Around the same time I was experimenting with giving RIFTS a second chance, I wrote a blog post about Gary Gygax's post-TSR RPG, Dangerous Journeys: Mythus. (Hey, the game was published in the 90s, when every RPG by law had to have two titles separated by a colon.) Even eight years on, it continues to generate the occasional comment. Notably, a significant minority of the comments take a neutral or even conciliatory stance towards the game.
This strikes me as notable because one usually sees Mythus getting dragged online (when it's mentioned at all), most notably in Chris Hogan's epic "Let's Read: Mythus" series (sadly unfinished, as the task of reading through Mythus seems to have completely killed off Hogan's will to blog). You'd think stuff like that would be enough to put me off the game entirely, yet there remains something ineffable about its attraction. I almost feel like this is something I need to return to and conquer. Plus, you can't argue with the awesome Janet Aulisio artwork...

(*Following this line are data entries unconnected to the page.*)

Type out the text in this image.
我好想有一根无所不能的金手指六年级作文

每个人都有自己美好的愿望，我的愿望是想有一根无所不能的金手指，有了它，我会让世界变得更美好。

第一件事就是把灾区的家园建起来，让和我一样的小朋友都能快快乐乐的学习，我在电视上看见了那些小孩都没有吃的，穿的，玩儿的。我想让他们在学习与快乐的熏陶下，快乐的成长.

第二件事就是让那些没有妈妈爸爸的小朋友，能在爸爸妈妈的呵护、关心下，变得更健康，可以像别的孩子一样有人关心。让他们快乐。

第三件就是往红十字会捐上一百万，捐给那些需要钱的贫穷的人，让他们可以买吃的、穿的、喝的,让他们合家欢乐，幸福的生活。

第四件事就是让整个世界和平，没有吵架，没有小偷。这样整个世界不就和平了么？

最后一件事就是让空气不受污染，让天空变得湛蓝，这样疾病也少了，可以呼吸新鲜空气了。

So yeah, Mythus is my Great White Whale and will probably drag me down beneath the waves should I ever try and engage with it again. (Spoiler alert for Moby Dick!) There's another game from my callow youth that I think might actually prove downright rewarding, though: Underground.
Styled Ray Winninger's Underground on the cover (again, the 90s saw some very strange naming conventions for games), I picked this baby up in 1993, the year it came out, meaning I would have been about 15 years old at the time. I was simultaneously enthralled and scandalized by the game's contents. It was the first "mature themes" RPG I'd ever read; it was glossy and colorful and featured all sorts of crazy-ass art.
Unfortunately, I completely missed the point of the game. I had zero familiarity with the game's sources of inspiration. Martial Law? Never heard of it. Aeon Flux? Yeah, I saw, like, half an episode back in junior high. DC Heroes? Never played it. I honestly thought I was buying a cyberpunk game, and was startled when a review in Dragon magazine identified the game as belonging to the supers genre? Supers? But...where are the capes?
Character creation with my group took three hours. Then everyone died during the first encounter of the first session. We immediately declared the game broken (because it couldn't possibly be us!) and "Underground" became a byword for "lame, broken game" for years afterward.
Nowadays I'm not so sure. Even after that initial debacle, the setting remained (and remains) my all-time favorite dystopian RPG future history. The Parameter Rules strike me as a fascinating stab at systematizing social change with a "lesser of two evils" approach that seems like it would be lots of fun to run. I'm much more familiar with the game's sources of inspiration now.
It wouldn't be anytime soon, but I could see giving Underground another serious go. I'd make an attempt to use the adapted DC Heroes system that powers the game as-written, but if that doesn't work there's always ICONS or FASERIP or similar.
At any rate, I felt sufficiently motivated to cash in some of my Noble Knight store credit to pick up a copy of the rulebook. The cosmic ballet...goes on.